'Milk Like Sugar' Shows Other Side of Life for Teens
In Kirsten Greenidge's Obie Award-winning play "Milk Like Sugar," directed by Jennifer L. Nelson, both Greenidge and Nelson do a masterful job of taking a contemporary look at adolescents deprived of adequate mentorship and economic footing, while challenging societal disadvantages.
The play centers around three black teenage high school girls who form a pact to all get pregnant at the same time as they all search for love in all the wrong places.
However, things take a much-needed turn, after their friend Margie (played by Ghislaine Dwarka) becomes pregnant first and begins to tackle doctor bills, health care and future rent.
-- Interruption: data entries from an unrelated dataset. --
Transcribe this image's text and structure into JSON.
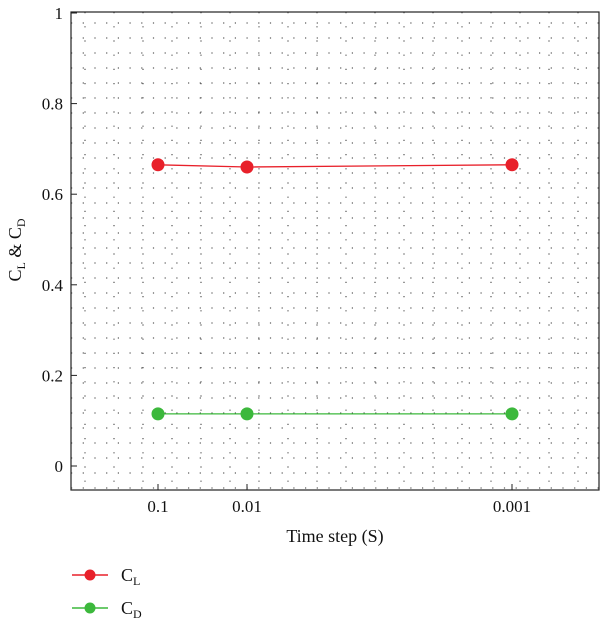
{
  "chart_data": {
    "type": "line",
    "title": "",
    "xlabel": "Time step (S)",
    "ylabel": {
      "base1": "C",
      "sub1": "L",
      "amp": " & ",
      "base2": "C",
      "sub2": "D"
    },
    "x_categories": [
      "0.1",
      "0.01",
      "0.001"
    ],
    "ylim": [
      0,
      1
    ],
    "y_ticks": [
      "0",
      "0.2",
      "0.4",
      "0.6",
      "0.8",
      "1"
    ],
    "y_tick_values": [
      0,
      0.2,
      0.4,
      0.6,
      0.8,
      1
    ],
    "grid": true,
    "legend_position": "bottom-left",
    "series": [
      {
        "name": "C_L",
        "label_base": "C",
        "label_sub": "L",
        "color": "#e8202a",
        "values": [
          0.665,
          0.66,
          0.665
        ]
      },
      {
        "name": "C_D",
        "label_base": "C",
        "label_sub": "D",
        "color": "#3cb83c",
        "values": [
          0.115,
          0.115,
          0.115
        ]
      }
    ]
  }
}
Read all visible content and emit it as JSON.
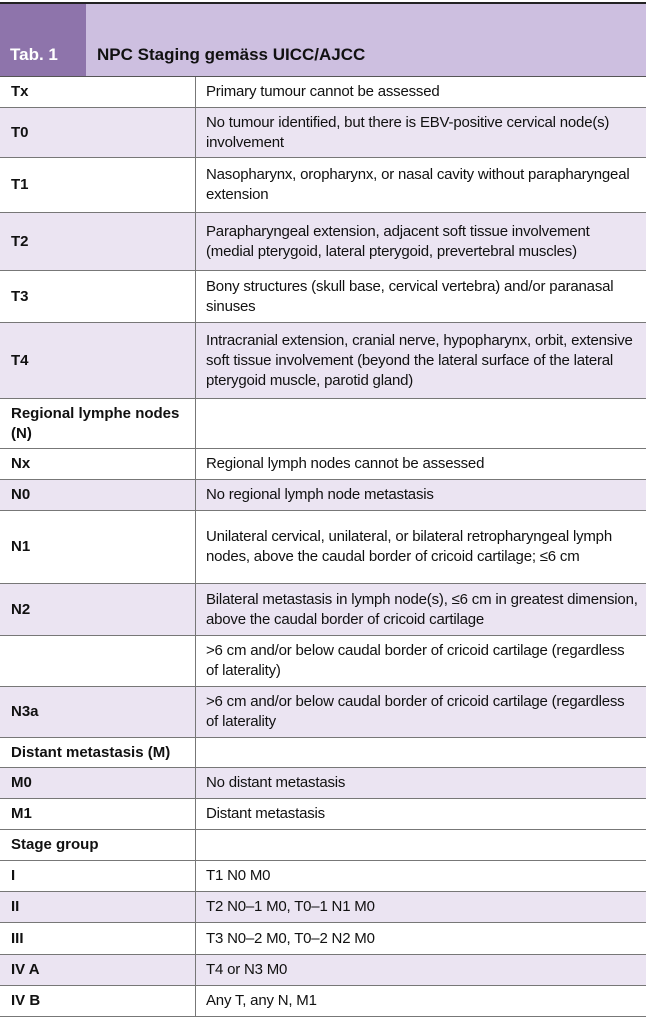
{
  "header": {
    "tab_label": "Tab. 1",
    "title": "NPC Staging gemäss UICC/AJCC"
  },
  "table": {
    "rows": [
      {
        "label": "Tx",
        "description": "Primary tumour cannot be assessed"
      },
      {
        "label": "T0",
        "description": "No tumour identified, but there is EBV-positive cervical node(s) involvement"
      },
      {
        "label": "T1",
        "description": "Nasopharynx, oropharynx, or nasal cavity without parapharyngeal extension"
      },
      {
        "label": "T2",
        "description": "Parapharyngeal extension, adjacent soft tissue involvement (medial pterygoid, lateral pterygoid, prevertebral muscles)"
      },
      {
        "label": "T3",
        "description": "Bony structures (skull base, cervical vertebra) and/or paranasal sinuses"
      },
      {
        "label": "T4",
        "description": "Intracranial extension, cranial nerve, hypopharynx, orbit, extensive soft tissue involvement (beyond the lateral surface of the lateral pterygoid muscle, parotid gland)"
      },
      {
        "label": "Regional lymphe nodes (N)"
      },
      {
        "label": "Nx",
        "description": "Regional lymph nodes cannot be assessed"
      },
      {
        "label": "N0",
        "description": "No regional lymph node metastasis"
      },
      {
        "label": "N1",
        "description": "Unilateral cervical, unilateral, or bilateral retropharyngeal lymph nodes, above the caudal border of cricoid cartilage; ≤6 cm"
      },
      {
        "label": "N2",
        "description": "Bilateral metastasis in lymph node(s), ≤6 cm in greatest dimension, above the caudal border of cricoid cartilage"
      },
      {
        "description": ">6 cm and/or below caudal border of cricoid cartilage (regardless of laterality)"
      },
      {
        "label": "N3a",
        "description": ">6 cm and/or below caudal border of cricoid cartilage (regardless of laterality"
      },
      {
        "label": "Distant metastasis (M)"
      },
      {
        "label": "M0",
        "description": "No distant metastasis"
      },
      {
        "label": "M1",
        "description": "Distant metastasis"
      },
      {
        "label": "Stage group"
      },
      {
        "label": "I",
        "description": "T1 N0 M0"
      },
      {
        "label": "II",
        "description": "T2 N0–1 M0, T0–1 N1 M0"
      },
      {
        "label": "III",
        "description": "T3 N0–2 M0, T0–2 N2 M0"
      },
      {
        "label": "IV A",
        "description": "T4 or N3 M0"
      },
      {
        "label": "IV B",
        "description": "Any T, any N, M1"
      }
    ]
  }
}
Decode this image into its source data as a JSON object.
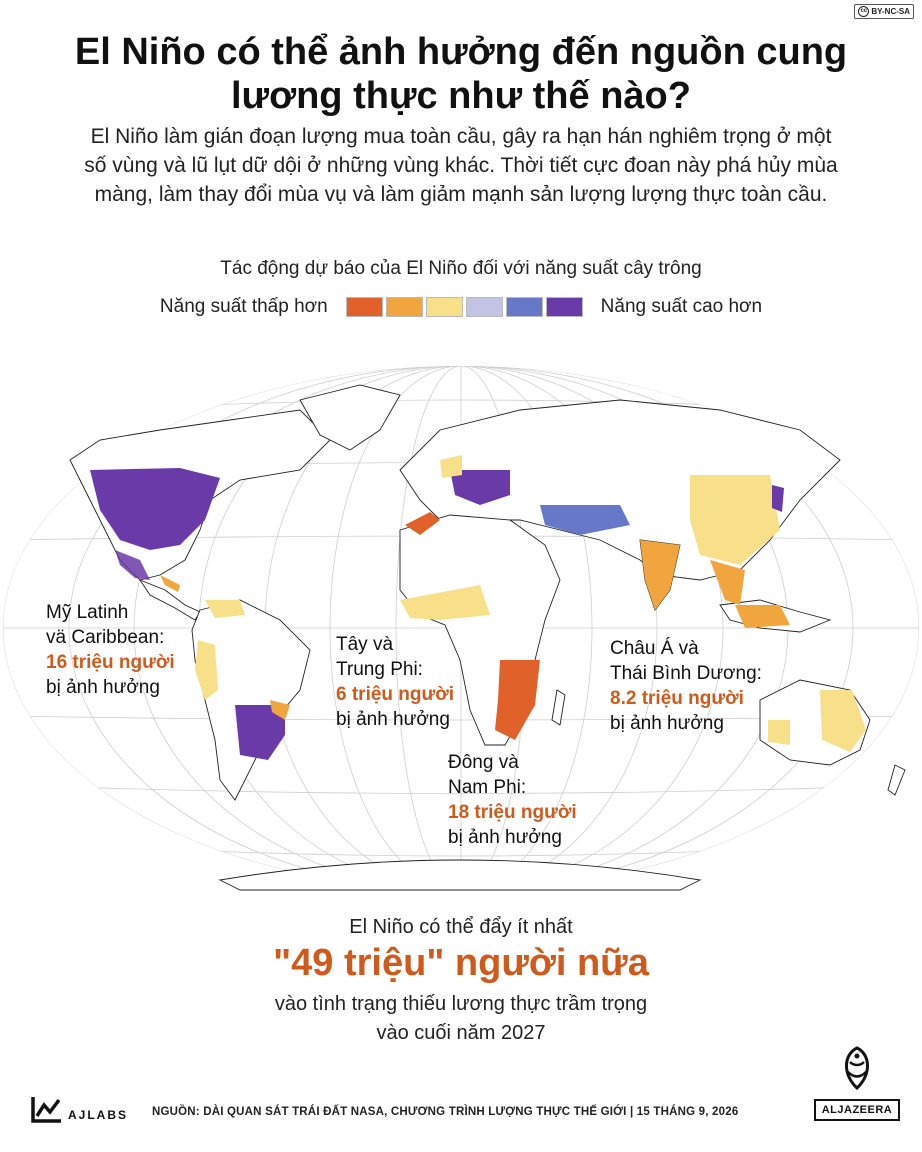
{
  "license": "BY-NC-SA",
  "title_line1": "El Niño có thể ảnh hưởng đến nguồn cung",
  "title_line2": "lương thực như thế nào?",
  "intro_line1": "El Niño làm gián đoạn lượng mua toàn cầu, gây ra hạn hán nghiêm trọng ở một",
  "intro_line2": "số vùng và lũ lụt dữ dội ở những vùng khác. Thời tiết cực đoan này phá hủy mùa",
  "intro_line3": "màng, làm thay đổi mùa vụ và làm giảm mạnh sản lượng lượng thực toàn cầu.",
  "legend": {
    "title": "Tác động dự báo của El Niño đối với năng suất cây trông",
    "low_label": "Năng suất thấp hơn",
    "high_label": "Năng suất cao hơn",
    "colors": [
      "#e0622a",
      "#f0a53f",
      "#f8e08a",
      "#c3c4e4",
      "#6878c8",
      "#6a3aa8"
    ]
  },
  "regions": {
    "latam": {
      "l1": "Mỹ Latinh",
      "l2": "vä Caribbean:",
      "highlight": "16 triệu người",
      "l4": "bị ảnh hưởng"
    },
    "west_africa": {
      "l1": "Tây và",
      "l2": "Trung Phi:",
      "highlight": "6 triệu người",
      "l4": "bị ảnh hưởng"
    },
    "asia": {
      "l1": "Châu Á và",
      "l2": "Thái Bình Dương:",
      "highlight": "8.2 triệu người",
      "l4": "bị ảnh hưởng"
    },
    "east_africa": {
      "l1": "Đông và",
      "l2": "Nam Phi:",
      "highlight": "18 triệu người",
      "l4": "bị ảnh hưởng"
    }
  },
  "bottom": {
    "pre": "El Niño có thể đẩy ít nhất",
    "big": "\"49 triệu\" người nữa",
    "post1": "vào tình trạng thiếu lương thực trầm trọng",
    "post2": "vào cuối năm 2027"
  },
  "footer": {
    "ajlabs": "AJLABS",
    "source": "NGUỒN: DÀI QUAN SÁT TRÁI ĐẤT NASA, CHƯƠNG TRÌNH LƯỢNG THỰC THẾ GIỚI  |  15 THÁNG 9, 2026",
    "aljazeera": "ALJAZEERA"
  }
}
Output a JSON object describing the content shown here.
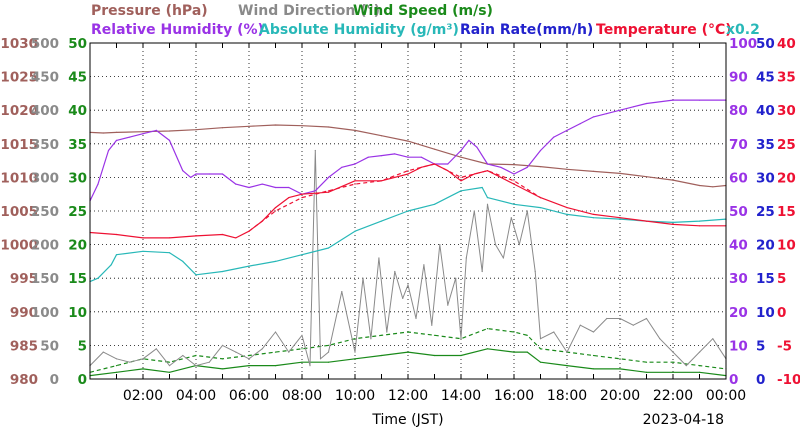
{
  "chart_data": {
    "type": "line",
    "legend": {
      "row1": [
        {
          "text": "Pressure (hPa)",
          "color": "#a0605c"
        },
        {
          "text": "Wind Direction (°)",
          "color": "#8a8a8a"
        },
        {
          "text": "Wind Speed (m/s)",
          "color": "#1a8a1a"
        }
      ],
      "row2": [
        {
          "text": "Relative Humidity (%)",
          "color": "#9a33e6"
        },
        {
          "text": "Absolute Humidity (g/m³)",
          "color": "#28b8b8"
        },
        {
          "text": "Rain Rate(mm/h)",
          "color": "#2222cc"
        },
        {
          "text": "Temperature (°C)",
          "color": "#ee1133"
        }
      ],
      "scale_note": "x0.2"
    },
    "xlabel": "Time (JST)",
    "date": "2023-04-18",
    "x_ticks": [
      "02:00",
      "04:00",
      "06:00",
      "08:00",
      "10:00",
      "12:00",
      "14:00",
      "16:00",
      "18:00",
      "20:00",
      "22:00",
      "00:00"
    ],
    "x_range_hours": [
      0,
      24
    ],
    "grid": true,
    "axes": {
      "pressure": {
        "color": "#a0605c",
        "range": [
          980,
          1030
        ],
        "ticks": [
          "980",
          "985",
          "990",
          "995",
          "1000",
          "1005",
          "1010",
          "1015",
          "1020",
          "1025",
          "1030"
        ]
      },
      "wind_direction": {
        "color": "#8a8a8a",
        "range": [
          0,
          500
        ],
        "ticks": [
          "0",
          "50",
          "100",
          "150",
          "200",
          "250",
          "300",
          "350",
          "400",
          "450",
          "500"
        ]
      },
      "wind_speed": {
        "color": "#1a8a1a",
        "range": [
          0,
          50
        ],
        "ticks": [
          "0",
          "5",
          "10",
          "15",
          "20",
          "25",
          "30",
          "35",
          "40",
          "45",
          "50"
        ]
      },
      "humidity": {
        "color": "#9a33e6",
        "range": [
          0,
          100
        ],
        "ticks": [
          "0",
          "10",
          "20",
          "30",
          "40",
          "50",
          "60",
          "70",
          "80",
          "90",
          "100"
        ]
      },
      "rain_rate": {
        "color": "#2222cc",
        "range": [
          0,
          50
        ],
        "ticks": [
          "0",
          "5",
          "10",
          "15",
          "20",
          "25",
          "30",
          "35",
          "40",
          "45",
          "50"
        ]
      },
      "temperature": {
        "color": "#ee1133",
        "range": [
          -10,
          40
        ],
        "ticks": [
          "-10",
          "-5",
          "0",
          "5",
          "10",
          "15",
          "20",
          "25",
          "30",
          "35",
          "40"
        ]
      }
    },
    "series": [
      {
        "name": "Pressure (hPa)",
        "axis": "pressure",
        "color": "#a0605c",
        "x": [
          0.0,
          0.5,
          1.0,
          2.0,
          3.0,
          4.0,
          5.0,
          6.0,
          7.0,
          8.0,
          9.0,
          10.0,
          11.0,
          12.0,
          13.0,
          14.0,
          15.0,
          16.0,
          17.0,
          18.0,
          19.0,
          20.0,
          21.0,
          22.0,
          23.0,
          23.5,
          24.0
        ],
        "y": [
          1016.7,
          1016.6,
          1016.7,
          1016.8,
          1016.9,
          1017.1,
          1017.4,
          1017.6,
          1017.8,
          1017.7,
          1017.5,
          1017.0,
          1016.2,
          1015.4,
          1014.2,
          1013.0,
          1012.0,
          1011.9,
          1011.6,
          1011.2,
          1010.9,
          1010.6,
          1010.1,
          1009.6,
          1008.8,
          1008.6,
          1008.8
        ]
      },
      {
        "name": "Relative Humidity (%)",
        "axis": "humidity",
        "color": "#9a33e6",
        "x": [
          0.0,
          0.3,
          0.7,
          1.0,
          1.5,
          2.0,
          2.5,
          3.0,
          3.5,
          3.8,
          4.0,
          4.5,
          5.0,
          5.5,
          6.0,
          6.5,
          7.0,
          7.5,
          8.0,
          8.5,
          9.0,
          9.5,
          10.0,
          10.5,
          11.0,
          11.5,
          12.0,
          12.5,
          13.0,
          13.5,
          14.0,
          14.3,
          14.6,
          15.0,
          15.5,
          16.0,
          16.5,
          17.0,
          17.5,
          18.0,
          18.5,
          19.0,
          19.5,
          20.0,
          20.5,
          21.0,
          22.0,
          23.0,
          24.0
        ],
        "y": [
          53.0,
          58.0,
          68.0,
          71.0,
          72.0,
          73.0,
          74.0,
          71.0,
          62.0,
          60.0,
          61.0,
          61.0,
          61.0,
          58.0,
          57.0,
          58.0,
          57.0,
          57.0,
          55.0,
          56.0,
          60.0,
          63.0,
          64.0,
          66.0,
          66.5,
          67.0,
          66.0,
          66.0,
          64.0,
          64.0,
          68.0,
          71.0,
          69.0,
          64.0,
          63.0,
          61.0,
          63.0,
          68.0,
          72.0,
          74.0,
          76.0,
          78.0,
          79.0,
          80.0,
          81.0,
          82.0,
          83.0,
          83.0,
          83.0
        ]
      },
      {
        "name": "Absolute Humidity (g/m³)",
        "axis": "wind_speed",
        "color": "#28b8b8",
        "x": [
          0.0,
          0.3,
          0.8,
          1.0,
          2.0,
          3.0,
          3.5,
          4.0,
          5.0,
          6.0,
          7.0,
          8.0,
          9.0,
          10.0,
          11.0,
          12.0,
          13.0,
          14.0,
          14.8,
          15.0,
          16.0,
          17.0,
          18.0,
          19.0,
          20.0,
          21.0,
          22.0,
          23.0,
          24.0
        ],
        "y": [
          14.5,
          15.0,
          17.0,
          18.5,
          19.0,
          18.8,
          17.5,
          15.5,
          16.0,
          16.8,
          17.5,
          18.5,
          19.5,
          22.0,
          23.5,
          25.0,
          26.0,
          28.0,
          28.5,
          27.0,
          26.0,
          25.5,
          24.5,
          24.0,
          23.8,
          23.5,
          23.3,
          23.5,
          23.8
        ]
      },
      {
        "name": "Temperature (°C)",
        "axis": "temperature",
        "color": "#ee1133",
        "x": [
          0.0,
          1.0,
          2.0,
          3.0,
          4.0,
          5.0,
          5.5,
          6.0,
          6.5,
          7.0,
          7.5,
          8.0,
          9.0,
          10.0,
          11.0,
          12.0,
          12.5,
          13.0,
          13.5,
          14.0,
          14.5,
          15.0,
          15.5,
          16.0,
          17.0,
          18.0,
          19.0,
          20.0,
          21.0,
          22.0,
          23.0,
          24.0
        ],
        "y": [
          11.8,
          11.5,
          11.0,
          11.0,
          11.3,
          11.5,
          11.0,
          12.0,
          13.5,
          15.5,
          17.0,
          17.5,
          17.8,
          19.5,
          19.5,
          20.5,
          21.5,
          22.0,
          21.0,
          19.5,
          20.5,
          21.0,
          20.0,
          19.0,
          17.0,
          15.5,
          14.5,
          14.0,
          13.5,
          13.0,
          12.8,
          12.8
        ]
      },
      {
        "name": "Temperature dew-point (dashed)",
        "axis": "temperature",
        "color": "#ee1133",
        "dashed": true,
        "x": [
          6.0,
          7.0,
          8.0,
          9.0,
          10.0,
          11.0,
          12.0,
          13.0,
          14.0,
          15.0,
          16.0,
          17.0
        ],
        "y": [
          12.0,
          15.0,
          17.0,
          18.0,
          19.0,
          19.5,
          21.0,
          22.0,
          20.0,
          21.0,
          19.5,
          17.0
        ]
      },
      {
        "name": "Wind Direction (°)",
        "axis": "wind_direction",
        "color": "#8a8a8a",
        "x": [
          0.0,
          0.5,
          1.0,
          1.5,
          2.0,
          2.5,
          3.0,
          3.5,
          4.0,
          4.5,
          5.0,
          5.5,
          6.0,
          6.5,
          7.0,
          7.5,
          8.0,
          8.3,
          8.5,
          8.7,
          9.0,
          9.5,
          10.0,
          10.3,
          10.6,
          10.9,
          11.2,
          11.5,
          11.8,
          12.0,
          12.3,
          12.6,
          12.9,
          13.2,
          13.5,
          13.8,
          14.0,
          14.2,
          14.5,
          14.8,
          15.0,
          15.3,
          15.6,
          15.9,
          16.2,
          16.5,
          16.8,
          17.0,
          17.5,
          18.0,
          18.5,
          19.0,
          19.5,
          20.0,
          20.5,
          21.0,
          21.5,
          22.0,
          22.5,
          23.0,
          23.5,
          24.0
        ],
        "y": [
          20,
          40,
          30,
          25,
          30,
          45,
          20,
          35,
          20,
          25,
          50,
          40,
          30,
          45,
          70,
          40,
          65,
          20,
          340,
          30,
          40,
          130,
          40,
          150,
          60,
          180,
          70,
          160,
          120,
          140,
          90,
          170,
          80,
          200,
          110,
          150,
          60,
          180,
          250,
          160,
          260,
          200,
          180,
          240,
          200,
          250,
          160,
          60,
          70,
          40,
          80,
          70,
          90,
          90,
          80,
          90,
          60,
          40,
          20,
          40,
          60,
          30
        ]
      },
      {
        "name": "Wind Speed (m/s)",
        "axis": "wind_speed",
        "color": "#1a8a1a",
        "x": [
          0.0,
          1.0,
          2.0,
          3.0,
          4.0,
          5.0,
          6.0,
          7.0,
          8.0,
          9.0,
          10.0,
          11.0,
          12.0,
          13.0,
          14.0,
          15.0,
          16.0,
          16.5,
          17.0,
          18.0,
          19.0,
          20.0,
          21.0,
          22.0,
          23.0,
          24.0
        ],
        "y": [
          0.5,
          1.0,
          1.5,
          1.0,
          2.0,
          1.5,
          2.0,
          2.0,
          2.5,
          2.5,
          3.0,
          3.5,
          4.0,
          3.5,
          3.5,
          4.5,
          4.0,
          4.0,
          2.5,
          2.0,
          1.5,
          1.5,
          1.0,
          1.0,
          1.0,
          0.5
        ]
      },
      {
        "name": "Wind Speed gust (dashed)",
        "axis": "wind_speed",
        "color": "#1a8a1a",
        "dashed": true,
        "x": [
          0.0,
          1.0,
          2.0,
          3.0,
          4.0,
          5.0,
          6.0,
          7.0,
          8.0,
          9.0,
          10.0,
          11.0,
          12.0,
          13.0,
          14.0,
          15.0,
          16.0,
          16.5,
          17.0,
          18.0,
          19.0,
          20.0,
          21.0,
          22.0,
          23.0,
          24.0
        ],
        "y": [
          1.0,
          2.0,
          3.0,
          2.5,
          3.5,
          3.0,
          3.5,
          4.0,
          4.5,
          5.0,
          6.0,
          6.5,
          7.0,
          6.5,
          6.0,
          7.5,
          7.0,
          6.5,
          4.5,
          4.0,
          3.5,
          3.0,
          2.5,
          2.5,
          2.0,
          1.5
        ]
      }
    ]
  }
}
Suddenly, the fantasy of fancy "Coach diaper bags" and "matching pink Jordans" quickly begins to blow out of the window, as each of the friends search for instant gratification and some form of escape from broken families and poverty.
The main character, Annie, played by Kashayna Johnson, intermittently plays with the idea of going off to college, but is quickly deterred by Margie and their domestically abused friend Talisha (Renee Elizabeth Wilson), who encourage her to forget her dreams.
Mixed with adolescent love and an emotionally vacant mother Myrna (Deidra LaWan Starnes), the outcomes of Annie's life are startling as she desperately tries to make sense of the world and escape an imitation of life.
Hannah Correlli, who took in a recent performance of the play, said the characters' experiences caused her to reflect on her own.
"This was heavy, but it was really good," Correlli said. "To be honest, this is a really good way to [view] experiences that are really not my own. I never had 'Milk Like Sugar,' you know — I mean, I grew up with milk in a jug. I know it's not necessarily literal, but it was really nice to see another side of things and the privileges I've been afforded with."
Aver Collins, a Baltimore native, said he moved by the impact of the teen dialogue and layout of the plot.
"The title [of the play] really brought everything home, like false reality, false hope given to us, that makes us think and want what we think everybody else has," Collins said. "The show was really good. It showed a different side of African-Americans and not just a slave story or another sad story. It was just about black people being black and the everyday obstacles that a lot of us go through."
"Milk Like Sugar" proves to be a wonderful contemporary coming-of-age story that all should see.